La Cina dribbla le sanzioni Usa sul petrolio iraniano con uno stratagemma rivelato dal Wall Street Journal: un accordo che è rimasto in gran parte segreto.
Secondo il quotidiano Usa, un canale di finanziamento nascosto avrebbe contribuito a svelare i legami economici tra i due Paesi. Un sistema che ha violato gli sforzi di Washington per isolare Teheran.
Secondo funzionari attuali ed ex di diversi Paesi occidentali, inclusi gli Stati Uniti, lo schema, simile al baratto, prevede che il petrolio iraniano venga spedito in Cina – il principale cliente di Teheran – e, in cambio, aziende cinesi sostenute dallo Stato costruiscono infrastrutture in Iran. A completare il cerchio, affermano i funzionari, ci sono una compagnia assicurativa statale cinese che si definisce la più grande agenzia di credito all’esportazione al mondo e un’entità finanziaria cinese così segreta che il suo nome non è stato trovato in nessun elenco pubblico di banche o società finanziarie cinesi.

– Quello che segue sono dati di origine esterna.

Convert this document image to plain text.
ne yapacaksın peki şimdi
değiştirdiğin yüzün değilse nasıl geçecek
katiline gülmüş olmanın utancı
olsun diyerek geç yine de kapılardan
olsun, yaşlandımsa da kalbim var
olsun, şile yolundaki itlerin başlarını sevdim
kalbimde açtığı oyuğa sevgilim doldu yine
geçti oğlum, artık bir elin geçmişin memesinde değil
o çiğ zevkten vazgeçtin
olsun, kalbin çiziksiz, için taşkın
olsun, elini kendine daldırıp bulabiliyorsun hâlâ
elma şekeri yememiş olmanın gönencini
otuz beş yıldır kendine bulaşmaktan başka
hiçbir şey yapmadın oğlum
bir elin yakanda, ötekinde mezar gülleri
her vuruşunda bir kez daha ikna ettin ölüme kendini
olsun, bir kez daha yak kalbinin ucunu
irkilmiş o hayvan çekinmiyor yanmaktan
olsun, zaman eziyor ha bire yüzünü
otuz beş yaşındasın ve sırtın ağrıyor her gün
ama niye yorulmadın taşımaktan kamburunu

Un affare che solo lo scorso anno ha visto transitare attraverso questo canale di finanziamento fino a 8,4 miliardi di dollari in pagamenti di petrolio per finanziare i lavori cinesi su grandi progetti infrastrutturali in Iran.

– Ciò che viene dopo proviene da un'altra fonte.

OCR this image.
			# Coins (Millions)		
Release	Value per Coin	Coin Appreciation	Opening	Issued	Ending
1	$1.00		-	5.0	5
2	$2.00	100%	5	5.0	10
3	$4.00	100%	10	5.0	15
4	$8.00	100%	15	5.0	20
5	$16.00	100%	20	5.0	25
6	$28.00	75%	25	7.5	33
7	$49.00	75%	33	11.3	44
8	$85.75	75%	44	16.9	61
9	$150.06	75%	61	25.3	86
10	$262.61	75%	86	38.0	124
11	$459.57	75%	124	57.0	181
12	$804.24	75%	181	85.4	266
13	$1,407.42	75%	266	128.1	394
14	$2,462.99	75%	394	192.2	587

Secondo le stime dell’Energy Information Administration statunitense, l‘Iran ha esportato 43 miliardi di dollari, principalmente petrolio greggio, lo scorso anno. I funzionari occidentali stimano che circa il 90% di queste esportazioni fosse destinato alla Cina.

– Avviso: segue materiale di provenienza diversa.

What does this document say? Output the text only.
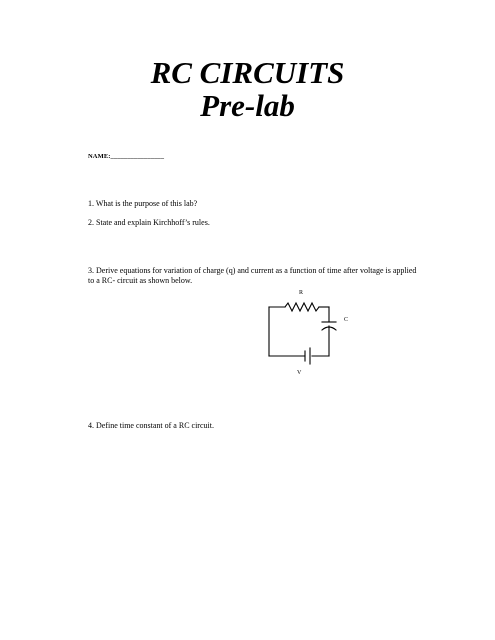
RC CIRCUITS
Pre-lab
NAME:________________
1. What is the purpose of this lab?
2. State and explain Kirchhoff’s rules.
3. Derive equations for variation of charge (q) and current as a function of time after voltage is applied to a RC- circuit as shown below.
R
C
V
4. Define time constant of a RC circuit.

Alla luce della notizia, Pechino ha difeso il proprio operato affermando di rispettare il diritto internazionale e di opporsi alle “sanzioni unilaterali illegali”, senza confermare però pubblicamente il meccanismo di scambio petrolio-infrastrutture descritto dal quotidiano statunitense. Zhuhai Zhenrong, la società petrolifera statale cinese coinvolta, non ha commentato le indiscrezioni.